Ormond Beach, Florida
The execution page contains the following:
Tenants
Signatures
By: Kathryn Kambanis
Its President
Underlined material indicates non-printed material, i.e., handwriting.
The only indication that “Signatures” is a separate legal entity is by the handwritten designation of President after Defendant Kambanis’ signature. It is also clear, at least in the Uniform Commercial Code context, that the word “by” preceding the defendant’s signature on a note, without more on the face of the note, does not show that the defendant signed in a representative capacity. See Giacalone v Bernstein, 348 So.2d 679 (Fla. 3d DCA 1977).
The allegations of a complaint, when raised by a Motion to Dismiss for failure to state a cause of action, are assumed to be true and all reasonable inferences arising therefrom are allowed in favor of the plaintiff. Ralph v City of Daytona Beach, 471 So.2d 1 (Fla. 1983) and Bank of Central Florida v Zellwood Farmers Market, Inc., 543 So.2d 455 (Fla. 5th DCA 1989).

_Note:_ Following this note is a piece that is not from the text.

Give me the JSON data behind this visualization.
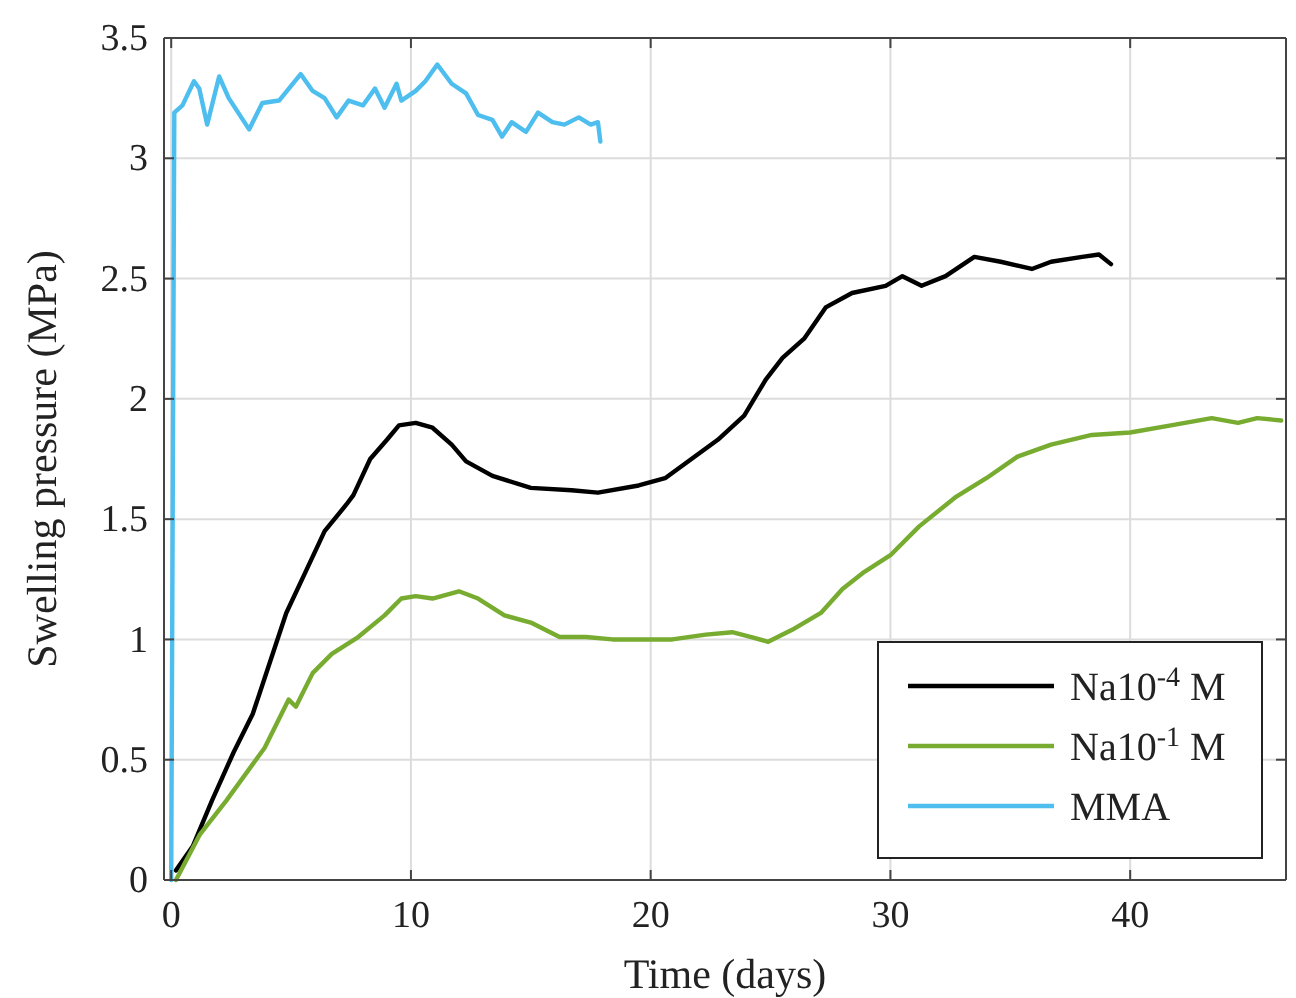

The debtor in In Re Brooks, 4 B.R.237 (S.D. Fla. 1980) while acting in his capacity as president of Brooks Home Improvement, Inc. entered into a contract to construct an addition to the plaintiff’s house. The corporation subsequently defaulted and failed to perform under the [156]*156contract. Plaintiffs filed suit against the corporation and the debtor, individually. In settlement of the pending dispute, the debtor signed a promissory note as follows: “Gerald F. Brooks, Pres.”.
The Court found that there was nothing on the face of the note, other than the abbreviation for president to negative the debtors personal liability. The corporation was found not to be liable; the debtor was liable. There is not a clear indication, in the instant case, that “Signatures” is a separate legal entity that can be represented. Thus the facts herein do not differ from the facts in Brooks. See also Havatampa Corp. v Walton Drug Co., Inc., 354 So.2d 1235 (Fla. 2d DCA 1978) and Manufacturers’ Leas., Ltd. v Florida Dev. & Att., 330 So.2d 171 (Fla. 4th DCA 1976).
Based on the above and foregoing, it is hereby:
ORDERED and ADJUDGED that Defendant’s Motion to Dismiss is denied.